そう、現在人類は滅亡の危機に貧している。
世界の3割が、魔王軍によって陥落しているのだ……。
たかが3割と言うなかれ、軍隊における全滅は、3割損耗した状態を指す。
例えはアレだが、ようするに人の集団は、3割も瓦解すれば、十分致命的状態になると言うことである。
これが自然災害なら、復興すれば良いだけだが……。
“敵”の“進軍”があるなら話は違う。
現在進行形で、3割損耗は取り返しがつかない。係争中に復興なんて出来るわけがない。
すで人類は詰んでいると言って良い。
―――勇者がいなければ、だけどね!
まあそんなこんなと、この世界での常識を学んだオレは成人として扱われる16才を目安に勇者として活動を始めることにした。
だが、だからと言ってそれまでの間に、何もしないつもりはない。
この世界には、超常的な力として、魔技だけでなく武技と呼ばれる必殺技っぽいものがある。
幸いなことに才能があったらしく……武技も魔技も問題なく極めることが出来た。
ついでに、仲間も出来た。
お転婆マリーこと、マリアンヌ。
残念なイケメンこと、ブライトン。
ツンデレっぽいエリーこと、エミリア。
孤児院の経営はハッキリって芳しくないため、それを補うために裏でこそこそしてたらマリーに見つかった。
それから二人でひっそり動いてたが……そこにブライトンが割り込んできた。
ブライとマリーの会話を聞いて、事情を悟ったオレが、青春って良いよな~とニヤニヤしてたらブライに殴られた。
当然殴り返したが……最終的には、切れて涙目に成ったマリーから、二人纏めて〆られた。思えばコレが、マリーに頭が上がらなくなった原因かもしれん。
なにはともあれ。
これが青春!? ……と言った感じで、元おっさんのオレは、密かに感動してたらトラブルに巻き込まれ。
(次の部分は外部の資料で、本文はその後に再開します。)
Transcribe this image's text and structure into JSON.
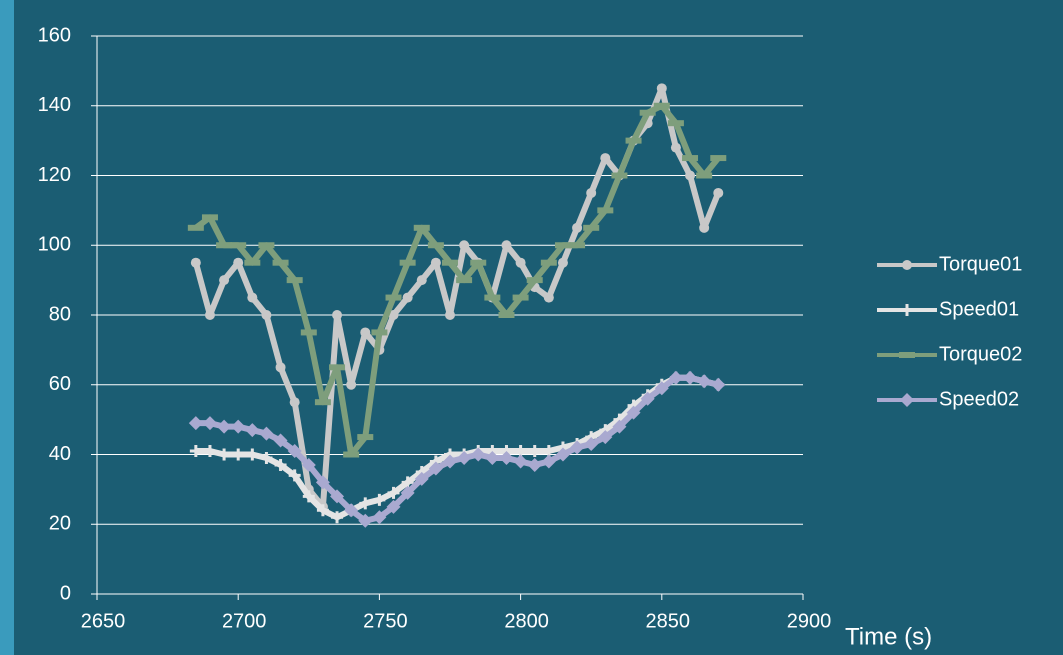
{
  "chart_data": {
    "type": "line",
    "x_label": "Time (s)",
    "x": [
      2685,
      2690,
      2695,
      2700,
      2705,
      2710,
      2715,
      2720,
      2725,
      2730,
      2735,
      2740,
      2745,
      2750,
      2755,
      2760,
      2765,
      2770,
      2775,
      2780,
      2785,
      2790,
      2795,
      2800,
      2805,
      2810,
      2815,
      2820,
      2825,
      2830,
      2835,
      2840,
      2845,
      2850,
      2855,
      2860,
      2865,
      2870
    ],
    "series": [
      {
        "name": "Torque01",
        "color": "#c8c8c8",
        "marker": "circle",
        "values": [
          95,
          80,
          90,
          95,
          85,
          80,
          65,
          55,
          30,
          25,
          80,
          60,
          75,
          70,
          80,
          85,
          90,
          95,
          80,
          100,
          95,
          85,
          100,
          95,
          88,
          85,
          95,
          105,
          115,
          125,
          120,
          130,
          135,
          145,
          128,
          120,
          105,
          115
        ]
      },
      {
        "name": "Speed01",
        "color": "#e4e4e4",
        "marker": "plus",
        "values": [
          41,
          41,
          40,
          40,
          40,
          39,
          37,
          34,
          28,
          24,
          22,
          24,
          26,
          27,
          29,
          32,
          35,
          38,
          40,
          40,
          41,
          41,
          41,
          41,
          41,
          41,
          42,
          43,
          45,
          47,
          50,
          54,
          57,
          60,
          62,
          62,
          61,
          60
        ]
      },
      {
        "name": "Torque02",
        "color": "#7e9e7c",
        "marker": "dash",
        "values": [
          105,
          108,
          100,
          100,
          95,
          100,
          95,
          90,
          75,
          55,
          65,
          40,
          45,
          75,
          85,
          95,
          105,
          100,
          95,
          90,
          95,
          85,
          80,
          85,
          90,
          95,
          100,
          100,
          105,
          110,
          120,
          130,
          138,
          140,
          135,
          125,
          120,
          125
        ]
      },
      {
        "name": "Speed02",
        "color": "#a9a9d0",
        "marker": "diamond",
        "values": [
          49,
          49,
          48,
          48,
          47,
          46,
          44,
          41,
          37,
          32,
          28,
          24,
          21,
          22,
          25,
          29,
          33,
          36,
          38,
          39,
          40,
          39,
          39,
          38,
          37,
          38,
          40,
          42,
          43,
          45,
          48,
          52,
          56,
          59,
          62,
          62,
          61,
          60
        ]
      }
    ],
    "xlim": [
      2650,
      2900
    ],
    "xticks": [
      2650,
      2700,
      2750,
      2800,
      2850,
      2900
    ],
    "ylim": [
      0,
      160
    ],
    "yticks": [
      0,
      20,
      40,
      60,
      80,
      100,
      120,
      140,
      160
    ],
    "grid": true,
    "legend": "right"
  }
}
エミリアと知り合った。
それからもなんだかんだあって、4人の悪ガキ軍団として各地で暴れに暴れることになったのは遺憾だった……。
当初の予定とは異なり。16になる前にそれなりに名が売れてしまったが……まあ、良いだろう。
おかげでクエストを前倒しで進めることができたので、魔王軍側の勢力もだいぶ削れた。
―――“祝福”を受ける前に“魔将”と出くわした時は、死ぬかと思ったが……今は良い思い出だ……。
時がたち、16才になり。
聖光教会に神託が降り。オレが晴れて勇者認定され……大聖堂で枢機卿による祝福の儀を受けた。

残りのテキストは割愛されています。